GP locums are eligible for free flu jabs at GP practices according to the new DES, Pulse reports.
In July, the Government announced that this year the NHS would run its biggest ever campaign against seasonal flu. The new campaign includes expanded lists of groups eligible for the jab, likely to require much larger flu clinics at GP surgeries this autumn and winter.

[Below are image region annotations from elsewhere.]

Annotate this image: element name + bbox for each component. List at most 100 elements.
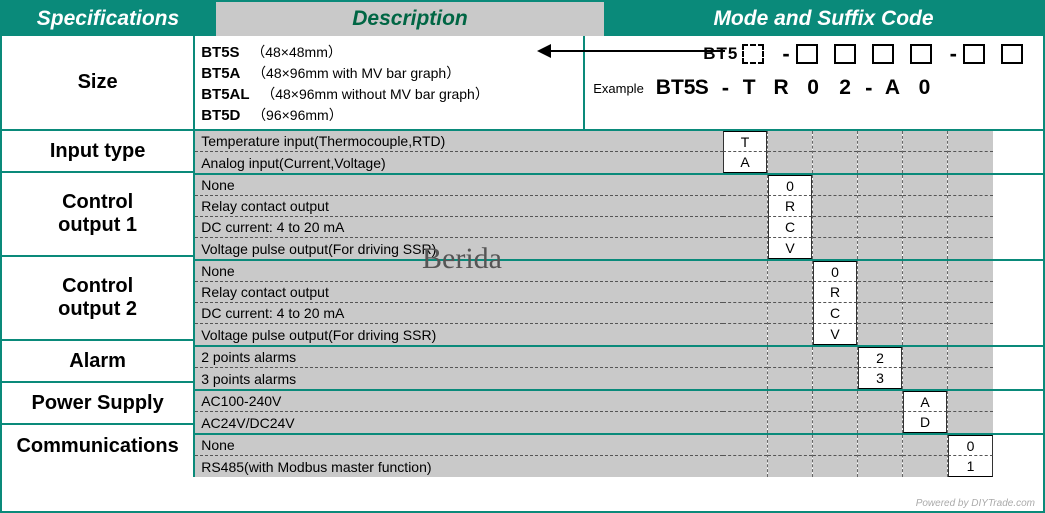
code-cell — [723, 347, 767, 368]
desc-text: Relay contact output — [201, 198, 329, 214]
code-col-5 — [948, 391, 993, 433]
code-col-5 — [948, 131, 993, 173]
code-cell — [858, 196, 902, 217]
code-cell — [903, 456, 947, 477]
pattern-slot — [872, 44, 894, 64]
code-cell: V — [813, 324, 857, 345]
code-col-0 — [723, 175, 768, 259]
section-co2: NoneRelay contact outputDC current: 4 to… — [195, 261, 1043, 347]
code-cell — [858, 282, 902, 303]
desc-line: 2 points alarms — [195, 347, 723, 368]
code-cell — [723, 391, 767, 412]
desc-text: None — [201, 263, 234, 279]
desc-line: Voltage pulse output(For driving SSR) — [195, 324, 723, 345]
code-columns: AD — [723, 391, 1043, 433]
desc-text: None — [201, 437, 234, 453]
label-comm: Communications — [2, 425, 193, 467]
code-cell — [948, 282, 993, 303]
code-cell — [948, 324, 993, 345]
code-col-5 — [948, 175, 993, 259]
desc-line: Analog input(Current,Voltage) — [195, 152, 723, 173]
code-cell — [903, 217, 947, 238]
desc-text: RS485(with Modbus master function) — [201, 459, 431, 475]
code-col-1 — [768, 435, 813, 477]
code-cell — [858, 435, 902, 456]
code-col-2 — [813, 391, 858, 433]
code-cell — [768, 303, 812, 324]
code-col-4 — [903, 261, 948, 345]
pattern-row: BT5-- — [703, 40, 1035, 68]
example-label: Example — [593, 81, 644, 96]
size-models: BT5S （48×48mm）BT5A （48×96mm with MV bar … — [195, 36, 585, 129]
code-cell — [948, 368, 993, 389]
code-cell — [768, 412, 812, 433]
section-lines: AC100-240VAC24V/DC24V — [195, 391, 723, 433]
code-cell — [903, 435, 947, 456]
code-col-3 — [858, 391, 903, 433]
code-col-1 — [768, 391, 813, 433]
arrow-head-icon — [537, 44, 551, 58]
code-cell — [948, 152, 993, 173]
code-col-4: AD — [903, 391, 948, 433]
code-cell: C — [813, 303, 857, 324]
code-cell: 3 — [858, 368, 902, 389]
code-cell — [903, 131, 947, 152]
pattern-slot — [963, 44, 985, 64]
code-cell — [723, 412, 767, 433]
code-cell — [723, 261, 767, 282]
code-col-5: 01 — [948, 435, 993, 477]
code-cell — [723, 238, 767, 259]
code-col-3: 23 — [858, 347, 903, 389]
section-comm: None RS485(with Modbus master function) 01 — [195, 435, 1043, 477]
code-cell — [948, 217, 993, 238]
desc-text: 2 points alarms — [201, 349, 296, 365]
code-col-1: 0RCV — [768, 175, 813, 259]
code-cell — [948, 238, 993, 259]
pattern-slot — [742, 44, 764, 64]
code-columns: 0RCV — [723, 261, 1043, 345]
code-cell — [858, 238, 902, 259]
code-cell — [903, 324, 947, 345]
desc-text: DC current: 4 to 20 mA — [201, 219, 344, 235]
section-lines: None RS485(with Modbus master function) — [195, 435, 723, 477]
code-cell — [768, 391, 812, 412]
code-cell — [903, 261, 947, 282]
code-cell — [948, 131, 993, 152]
desc-text: AC24V/DC24V — [201, 415, 294, 431]
code-cell: C — [768, 217, 812, 238]
example-char: S — [688, 76, 716, 100]
code-col-4 — [903, 175, 948, 259]
header-row: Specifications Description Mode and Suff… — [2, 2, 1043, 36]
desc-text: None — [201, 177, 234, 193]
code-col-0: TA — [723, 131, 768, 173]
example-char: - — [863, 75, 874, 101]
code-columns: 23 — [723, 347, 1043, 389]
pattern-slot — [910, 44, 932, 64]
code-col-2 — [813, 131, 858, 173]
desc-line: Relay contact output — [195, 282, 723, 303]
desc-text: 3 points alarms — [201, 371, 296, 387]
desc-line: RS485(with Modbus master function) — [195, 456, 723, 477]
grid-area: Temperature input(Thermocouple,RTD)Analo… — [195, 131, 1043, 477]
desc-line: Relay contact output — [195, 196, 723, 217]
pattern-slot — [796, 44, 818, 64]
code-cell — [903, 347, 947, 368]
size-model-line: BT5AL （48×96mm without MV bar graph） — [201, 84, 577, 105]
code-cell — [948, 196, 993, 217]
example-char: 2 — [831, 76, 859, 100]
spec-table: Specifications Description Mode and Suff… — [0, 0, 1045, 513]
desc-line: DC current: 4 to 20 mA — [195, 217, 723, 238]
size-model-line: BT5D （96×96mm） — [201, 105, 577, 126]
code-col-0 — [723, 261, 768, 345]
section-alarm: 2 points alarms 3 points alarms 23 — [195, 347, 1043, 391]
code-cell — [723, 196, 767, 217]
code-cell — [723, 303, 767, 324]
code-cell — [723, 324, 767, 345]
code-cell — [858, 217, 902, 238]
code-col-1 — [768, 347, 813, 389]
code-cell — [813, 217, 857, 238]
size-model-line: BT5S （48×48mm） — [201, 42, 577, 63]
code-cell — [813, 412, 857, 433]
pattern-dash: - — [780, 41, 791, 67]
example-row: ExampleBT5S-TR02-A0 — [593, 74, 1035, 102]
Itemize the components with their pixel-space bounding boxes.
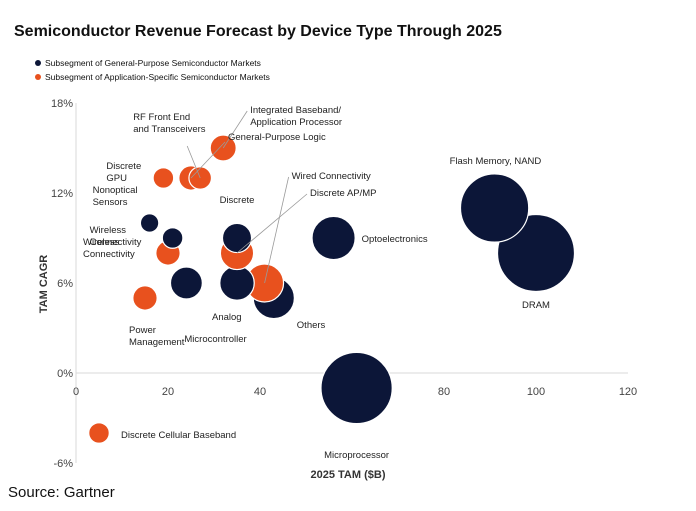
bubble-label: DRAM xyxy=(522,300,550,311)
x-axis-title: 2025 TAM ($B) xyxy=(311,469,386,481)
bubble: Power Management xyxy=(132,285,158,311)
y-tick-label: 18% xyxy=(51,98,73,110)
legend: Subsegment of General-Purpose Semiconduc… xyxy=(35,58,270,82)
x-tick-label: 20 xyxy=(162,386,174,398)
bubble-label: Nonoptical Sensors xyxy=(93,185,138,208)
legend-label-application: Subsegment of Application-Specific Semic… xyxy=(45,72,270,82)
legend-label-general: Subsegment of General-Purpose Semiconduc… xyxy=(45,58,261,68)
bubble: Discrete GPU xyxy=(152,167,175,189)
bubble-label: Wireless Connectivity xyxy=(83,237,135,260)
bubble-label: Flash Memory, NAND xyxy=(450,156,542,167)
bubble: Flash Memory, NAND xyxy=(459,173,530,243)
bubble-label: Discrete AP/MP xyxy=(310,188,377,199)
bubble-label: Microprocessor xyxy=(324,450,389,461)
bubble-label: Integrated Baseband/Application Processo… xyxy=(250,105,342,128)
bubble-label: General-Purpose Logic xyxy=(228,132,326,143)
bubble: Microcontroller xyxy=(169,266,203,300)
bubble-label: Optoelectronics xyxy=(362,234,428,245)
bubble: Discrete Cellular Baseband xyxy=(88,422,110,444)
x-tick-label: 0 xyxy=(73,386,79,398)
source-note: Source: Gartner xyxy=(8,484,115,501)
leader-line xyxy=(190,141,226,179)
y-tick-label: 6% xyxy=(57,278,73,290)
bubble: Analog xyxy=(219,265,255,301)
bubble: Discrete xyxy=(221,222,253,254)
y-tick-label: 12% xyxy=(51,188,73,200)
leader-line xyxy=(236,193,308,254)
bubbles: DRAM Microprocessor Flash Memory, NAND Opto… xyxy=(88,134,576,444)
x-tick-label: 80 xyxy=(438,386,450,398)
leader-line xyxy=(264,176,289,284)
bubble-label: Wireless Connectivity xyxy=(90,225,142,248)
legend-marker-application xyxy=(35,74,41,80)
bubble: Wireless Connectivity xyxy=(161,227,184,249)
y-axis-title: TAM CAGR xyxy=(38,255,50,314)
bubble-label: Discrete GPU xyxy=(106,161,141,184)
axes: 020406080100120-6%0%6%12%18% xyxy=(51,98,637,470)
x-tick-label: 120 xyxy=(619,386,637,398)
bubble: Optoelectronics xyxy=(311,215,356,261)
y-tick-label: -6% xyxy=(53,458,73,470)
x-tick-label: 100 xyxy=(527,386,545,398)
bubble-label: Others xyxy=(297,320,326,331)
bubble-label: Discrete Cellular Baseband xyxy=(121,430,236,441)
leader-line xyxy=(222,110,248,149)
bubble-label: RF Front End and Transceivers xyxy=(133,112,206,135)
bubble: Nonoptical Sensors xyxy=(139,213,160,233)
chart-title: Semiconductor Revenue Forecast by Device… xyxy=(14,23,502,40)
y-tick-label: 0% xyxy=(57,368,73,380)
bubble-label: Wired Connectivity xyxy=(292,171,371,182)
bubble-label: Microcontroller xyxy=(184,334,246,345)
bubble-label: Power Management xyxy=(129,325,185,348)
leader-lines xyxy=(186,110,308,284)
bubble-label: Analog xyxy=(212,312,242,323)
bubble-labels: Microprocessor DRAM Flash Memory, NAND Opto… xyxy=(83,105,550,461)
x-tick-label: 40 xyxy=(254,386,266,398)
bubble-label: Discrete xyxy=(220,195,255,206)
legend-marker-general xyxy=(35,60,41,66)
leader-line xyxy=(186,145,201,179)
bubble: Microprocessor xyxy=(320,351,393,425)
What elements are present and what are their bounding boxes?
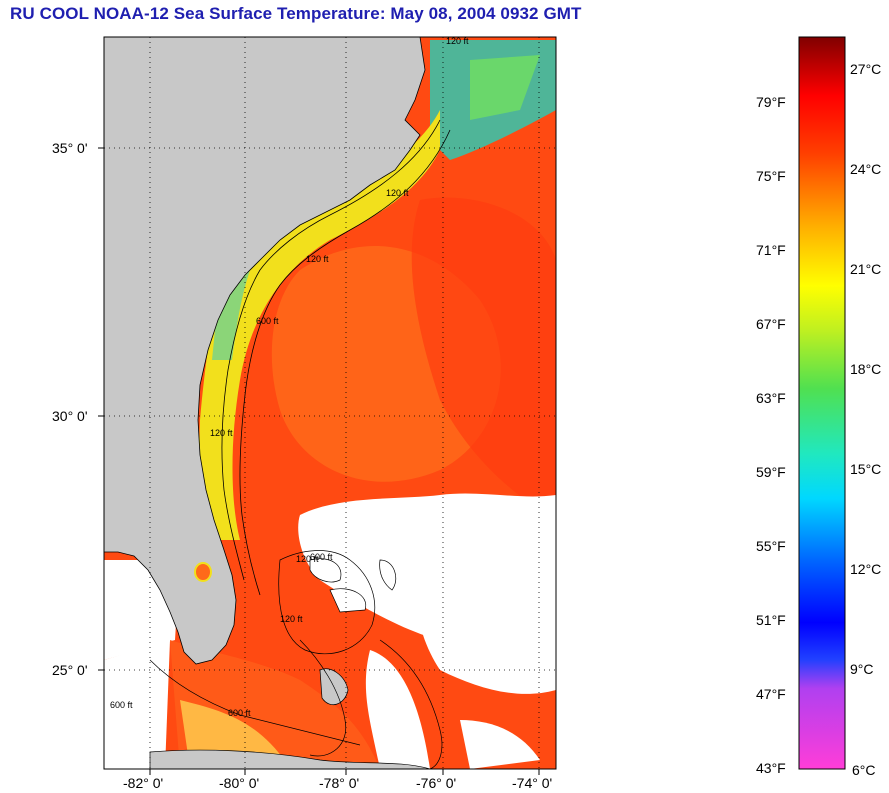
contour-label: 600 ft xyxy=(110,700,133,710)
bahamas-island xyxy=(309,558,342,583)
colorbar-f-label: 79°F xyxy=(756,94,786,110)
map-title: RU COOL NOAA-12 Sea Surface Temperature:… xyxy=(10,4,582,23)
contour-label: 600 ft xyxy=(310,552,333,562)
lake-okeechobee xyxy=(194,562,212,582)
coastal-shelf-waters xyxy=(199,110,440,540)
cloud-south-east xyxy=(460,720,540,769)
contour-label: 600 ft xyxy=(228,708,251,718)
contour-600ft xyxy=(239,129,451,596)
colorbar-c-label: 21°C xyxy=(850,261,882,277)
lon-label: -80° 0' xyxy=(219,775,259,791)
colorbar-f-label: 51°F xyxy=(756,612,786,628)
axis-ticks xyxy=(98,147,540,775)
land-mass xyxy=(104,37,426,665)
cloud-cover-south xyxy=(416,560,556,694)
colorbar-f-label: 67°F xyxy=(756,316,786,332)
colorbar-f-label: 63°F xyxy=(756,390,786,406)
bank-contour-east xyxy=(379,639,443,769)
contour-label: 120 ft xyxy=(386,188,409,198)
contour-120ft xyxy=(221,119,441,581)
graticule xyxy=(104,37,556,769)
colorbar-c-label: 9°C xyxy=(850,661,874,677)
lon-label: -74° 0' xyxy=(512,775,552,791)
contour-label: 120 ft xyxy=(446,36,469,46)
colorbar-f-label: 75°F xyxy=(756,168,786,184)
map-frame xyxy=(103,36,557,770)
keys-contour xyxy=(149,659,361,746)
colorbar-f-label: 59°F xyxy=(756,464,786,480)
contour-label: 120 ft xyxy=(296,554,319,564)
lat-label: 35° 0' xyxy=(52,140,88,156)
contour-label: 600 ft xyxy=(256,316,279,326)
lon-label: -78° 0' xyxy=(319,775,359,791)
shelf-green xyxy=(470,55,540,120)
cloud-patch xyxy=(355,520,396,556)
colorbar-c-label: 18°C xyxy=(850,361,882,377)
colorbar-f-label: 47°F xyxy=(756,686,786,702)
bahamas-island xyxy=(329,588,367,613)
colorbar-c-label: 27°C xyxy=(850,61,882,77)
map-content: 120 ft 120 ft 120 ft 600 ft 120 ft 120 f… xyxy=(104,36,556,769)
colorbar-c-label: 12°C xyxy=(850,561,882,577)
contour-label: 120 ft xyxy=(210,428,233,438)
contour-label: 120 ft xyxy=(280,614,303,624)
colorbar-c-label: 15°C xyxy=(850,461,882,477)
cloud-bahamas xyxy=(365,650,430,769)
lat-label: 25° 0' xyxy=(52,662,88,678)
contour-label: 120 ft xyxy=(306,254,329,264)
colorbar-f-label: 55°F xyxy=(756,538,786,554)
lat-label: 30° 0' xyxy=(52,408,88,424)
colorbar-c-label: 6°C xyxy=(852,762,876,778)
colorbar xyxy=(798,36,846,770)
gulf-stream-core xyxy=(411,197,556,520)
colorbar-f-label: 43°F xyxy=(756,760,786,776)
cuba-coast xyxy=(149,749,431,769)
bahamas-bank-contour xyxy=(278,550,376,655)
lon-label: -82° 0' xyxy=(123,775,163,791)
bahamas-island xyxy=(379,559,397,591)
lon-label: -76° 0' xyxy=(416,775,456,791)
no-data-west xyxy=(104,640,170,769)
colorbar-c-label: 24°C xyxy=(850,161,882,177)
bank-contour xyxy=(299,639,347,757)
colorbar-f-label: 71°F xyxy=(756,242,786,258)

The direct enhanced service for 2020/21, agreed by NHS England and the BMA’s GP Committee, specifies that: “Where locum GPs wish to be vaccinated, they should be vaccinated by their own GP.”
Salaried GPs, authors add, ‘are the responsibility of their employer as part of occupational health arrangements’.
This year’s campaign is the biggest to date, and aims to vaccinate 75% of the ‘at-risk’ group of patients. Children up to Year 7 will also be vaccinated.
GP locums and other cohorts are expected to get jabs by the end of November. Authors also advise that the programme may be extended to 50-64 year-olds in November, and that there may be ‘additional advice’ from Public Health England ‘if there are issues with vaccine supply’.
Last week Pulse reported that the Government announced that “non-healthcare workers” including midwives and paramedics would be recruited to deliver flu vaccines.
Dr Richard Fieldhouse, NASGP chair, commented: ““Having initially overlooked GP locums at the beginning of this pandemic by calling up recently retired ex-GPs, it’s very heartening that NHS England have been more cognisant of us recently, and we very much hope our ex-GP colleagues are not excluded from the programme.
“We still have concerns though that this immunisation programme is going to be under-resourced, not only in terms of the DES only paying out the same as last year, despite the fact that cases are currently doubling, but also because supply of PPE is still limited and services like Test & Trace and the CCAS 111 are still struggling with demand.”